According to a website1 run by a campaigning group of UK eBay and Amazon business sellers, HMRC and UK traders lost out on £27 billion in sales revenue and taxes from such online marketplaces over the last three years alone. The group has campaigned for some time against over-leniency by HMRC towards overseas traders, particularly from China, who have not been charging VAT on products, despite those products being located (often via UK fulfilment houses) and supplied within the UK. Moreover, the overseas sellers’ volumes are also often well over the threshold for registering for VAT if selling from inside the UK, yet many have continued to flout the law and seem to have been getting away with it for a considerable time. That hurts both HMRC in terms of lost VAT and tax revenue, as well as making it difficult for compliant UK sellers to compete against competitor prices that seem ‘too good to be true’.

“This abuse has grown significantly and now accounts for £1 – 1.5bn of the total VAT gap. These overseas traders are unfairly undercutting all businesses trading in the UK, abusing the trust of UK consumers and depriving the government of significant revenue.”

(Source: David Gauke MP, Chief Secretary to the Treasury, 16th March 2016).

Levelling the Playing Field

However, following new changes that came into effect on 1st August, that is now starting to change. While it’s not yet a perfect system to fight VAT fraud in online marketplaces and level the playing field for legitimate UK businesses, it is at least a start. Genuine private sellers using the platforms will, though, see a small increase to their costs in the form of VAT now being levied on eBay and Amazon fees, but hopefully it’s a small price to pay to make for a more fair, and legal, system overall.

VAT Changes Starting This Month

As part of the March 2016 Finance Bill delivered by then Chancellor George Osborne, UK individuals selling on eBay will begin paying VAT on eBay charges, starting on the 1st of August (2017). The VAT rate will be the standard 20% rate and will be automatically charged on eBay fees to UK sellers who have not registered as business sellers with the company. It may at first seem odd to target non-businesses, but actually this is a way to force the likes of Amazon and eBay to put pressure on those who have not registered with them as businesses when, in many cases, they should have. Such online marketplaces will also potentially become liable for the outstanding VAT on products actually sold if they do not take measures to counter (or remove) non-compliant overseas sellers.

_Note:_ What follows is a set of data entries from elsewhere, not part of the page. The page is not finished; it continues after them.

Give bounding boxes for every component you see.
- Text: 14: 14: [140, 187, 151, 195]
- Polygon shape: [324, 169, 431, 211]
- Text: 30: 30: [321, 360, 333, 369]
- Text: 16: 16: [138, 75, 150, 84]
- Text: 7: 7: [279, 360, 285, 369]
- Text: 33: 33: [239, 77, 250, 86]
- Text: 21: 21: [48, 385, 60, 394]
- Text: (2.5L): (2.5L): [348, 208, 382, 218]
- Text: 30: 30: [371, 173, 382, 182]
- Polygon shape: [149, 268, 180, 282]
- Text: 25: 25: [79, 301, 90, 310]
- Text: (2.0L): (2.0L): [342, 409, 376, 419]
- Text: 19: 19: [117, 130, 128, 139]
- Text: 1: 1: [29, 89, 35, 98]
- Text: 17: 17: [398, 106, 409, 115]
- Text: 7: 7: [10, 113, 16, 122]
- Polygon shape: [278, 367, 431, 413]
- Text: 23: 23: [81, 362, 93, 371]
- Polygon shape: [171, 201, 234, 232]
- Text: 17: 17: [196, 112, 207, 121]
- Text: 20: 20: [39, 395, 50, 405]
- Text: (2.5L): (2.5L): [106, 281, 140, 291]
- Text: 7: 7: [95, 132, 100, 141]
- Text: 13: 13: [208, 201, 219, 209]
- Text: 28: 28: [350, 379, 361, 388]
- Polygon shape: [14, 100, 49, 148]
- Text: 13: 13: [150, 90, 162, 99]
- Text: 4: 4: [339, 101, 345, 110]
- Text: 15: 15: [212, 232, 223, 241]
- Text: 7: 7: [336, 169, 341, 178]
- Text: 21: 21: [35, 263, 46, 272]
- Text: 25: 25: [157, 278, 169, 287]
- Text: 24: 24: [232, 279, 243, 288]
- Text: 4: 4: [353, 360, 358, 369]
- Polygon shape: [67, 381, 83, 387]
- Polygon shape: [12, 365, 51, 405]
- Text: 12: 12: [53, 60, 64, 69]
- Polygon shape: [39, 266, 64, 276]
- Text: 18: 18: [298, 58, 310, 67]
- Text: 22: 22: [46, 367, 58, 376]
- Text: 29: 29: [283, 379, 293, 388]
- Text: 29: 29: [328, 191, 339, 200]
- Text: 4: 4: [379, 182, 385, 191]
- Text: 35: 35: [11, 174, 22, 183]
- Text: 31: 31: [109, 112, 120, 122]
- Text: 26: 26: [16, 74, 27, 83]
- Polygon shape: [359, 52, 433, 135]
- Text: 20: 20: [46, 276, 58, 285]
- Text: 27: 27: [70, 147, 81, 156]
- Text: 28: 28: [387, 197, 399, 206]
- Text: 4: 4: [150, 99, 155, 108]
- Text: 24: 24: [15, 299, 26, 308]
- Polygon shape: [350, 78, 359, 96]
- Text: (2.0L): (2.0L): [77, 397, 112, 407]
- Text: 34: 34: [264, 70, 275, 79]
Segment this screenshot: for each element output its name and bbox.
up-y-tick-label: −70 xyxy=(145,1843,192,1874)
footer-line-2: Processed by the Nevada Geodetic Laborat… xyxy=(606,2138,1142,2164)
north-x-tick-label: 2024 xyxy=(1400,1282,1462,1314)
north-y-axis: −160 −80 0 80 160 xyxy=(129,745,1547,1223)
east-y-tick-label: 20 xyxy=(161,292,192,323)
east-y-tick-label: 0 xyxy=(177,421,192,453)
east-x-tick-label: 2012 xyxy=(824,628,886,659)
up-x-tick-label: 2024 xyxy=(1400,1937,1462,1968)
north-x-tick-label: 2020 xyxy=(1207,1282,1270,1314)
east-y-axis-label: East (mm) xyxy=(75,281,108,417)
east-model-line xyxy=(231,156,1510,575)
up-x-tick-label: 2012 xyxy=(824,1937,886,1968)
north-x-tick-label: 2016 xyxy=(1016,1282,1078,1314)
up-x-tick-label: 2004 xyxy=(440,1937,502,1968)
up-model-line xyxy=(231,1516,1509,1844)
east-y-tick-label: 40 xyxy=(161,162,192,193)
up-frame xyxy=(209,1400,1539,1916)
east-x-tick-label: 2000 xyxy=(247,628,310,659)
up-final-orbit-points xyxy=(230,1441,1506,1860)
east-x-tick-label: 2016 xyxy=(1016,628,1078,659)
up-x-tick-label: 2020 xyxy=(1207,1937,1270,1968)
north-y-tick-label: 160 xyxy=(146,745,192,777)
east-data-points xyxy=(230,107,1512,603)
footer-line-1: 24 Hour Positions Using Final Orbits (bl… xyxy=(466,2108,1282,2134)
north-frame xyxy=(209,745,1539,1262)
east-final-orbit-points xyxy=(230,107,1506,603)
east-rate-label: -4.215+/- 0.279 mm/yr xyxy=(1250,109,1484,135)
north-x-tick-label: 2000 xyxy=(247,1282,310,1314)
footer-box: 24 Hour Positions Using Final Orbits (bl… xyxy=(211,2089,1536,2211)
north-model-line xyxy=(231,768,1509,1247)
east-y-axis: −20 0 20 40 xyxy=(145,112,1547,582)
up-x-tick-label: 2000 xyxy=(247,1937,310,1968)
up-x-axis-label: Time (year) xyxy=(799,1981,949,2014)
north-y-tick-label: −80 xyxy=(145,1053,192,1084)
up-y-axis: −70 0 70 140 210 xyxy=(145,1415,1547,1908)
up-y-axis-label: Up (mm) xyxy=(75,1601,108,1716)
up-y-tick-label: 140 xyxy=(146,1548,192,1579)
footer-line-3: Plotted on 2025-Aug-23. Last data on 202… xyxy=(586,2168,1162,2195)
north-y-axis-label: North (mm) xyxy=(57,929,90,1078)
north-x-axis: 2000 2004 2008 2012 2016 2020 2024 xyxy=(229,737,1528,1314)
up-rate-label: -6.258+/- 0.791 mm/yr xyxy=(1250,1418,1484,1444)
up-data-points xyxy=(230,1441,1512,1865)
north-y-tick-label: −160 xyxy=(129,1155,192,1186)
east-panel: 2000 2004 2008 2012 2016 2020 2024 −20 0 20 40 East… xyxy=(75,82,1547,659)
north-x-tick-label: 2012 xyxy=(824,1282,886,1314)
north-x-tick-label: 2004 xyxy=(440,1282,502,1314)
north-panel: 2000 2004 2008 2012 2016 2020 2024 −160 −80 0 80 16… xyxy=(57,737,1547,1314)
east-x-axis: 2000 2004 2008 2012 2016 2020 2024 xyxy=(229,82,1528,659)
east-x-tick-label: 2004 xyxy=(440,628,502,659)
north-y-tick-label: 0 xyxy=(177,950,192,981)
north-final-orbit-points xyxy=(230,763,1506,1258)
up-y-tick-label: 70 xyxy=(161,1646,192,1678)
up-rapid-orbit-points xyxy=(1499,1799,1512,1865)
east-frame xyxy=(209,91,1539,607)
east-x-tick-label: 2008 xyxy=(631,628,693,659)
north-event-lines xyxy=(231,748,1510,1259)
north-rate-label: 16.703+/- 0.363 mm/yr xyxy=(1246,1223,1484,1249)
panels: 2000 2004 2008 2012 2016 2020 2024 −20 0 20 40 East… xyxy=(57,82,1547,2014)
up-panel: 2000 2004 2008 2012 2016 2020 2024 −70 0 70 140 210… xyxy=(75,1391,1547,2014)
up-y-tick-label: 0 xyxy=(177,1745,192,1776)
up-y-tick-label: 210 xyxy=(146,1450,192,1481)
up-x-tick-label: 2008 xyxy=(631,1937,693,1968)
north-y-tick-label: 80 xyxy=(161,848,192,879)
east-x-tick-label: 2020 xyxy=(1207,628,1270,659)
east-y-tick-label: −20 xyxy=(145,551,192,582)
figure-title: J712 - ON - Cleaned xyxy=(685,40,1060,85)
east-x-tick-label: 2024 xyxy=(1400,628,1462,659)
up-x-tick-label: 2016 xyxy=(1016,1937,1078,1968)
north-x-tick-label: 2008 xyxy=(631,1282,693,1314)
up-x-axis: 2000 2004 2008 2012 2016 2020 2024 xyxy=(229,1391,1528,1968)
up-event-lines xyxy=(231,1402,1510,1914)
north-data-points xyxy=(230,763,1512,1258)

“HMRC will also be given new powers to make online marketplaces jointly and severally liable for the unpaid VAT of overseas businesses who are non-compliant with UK VAT rules and using their platforms to sell through … These measures will provide HMRC with the tools necessary to tackle the overseas businesses who do not comply with UK VAT rules and help level the playing field for all businesses.”

(Source)

Those businesses operating within the UK will need to properly register as business sellers, in which case they will generally also need to account for VAT as a business if their taxable turnover is above the VAT threshold of £85,000 (or £70,000 if ‘distance selling’ into the UK) over the course of a year.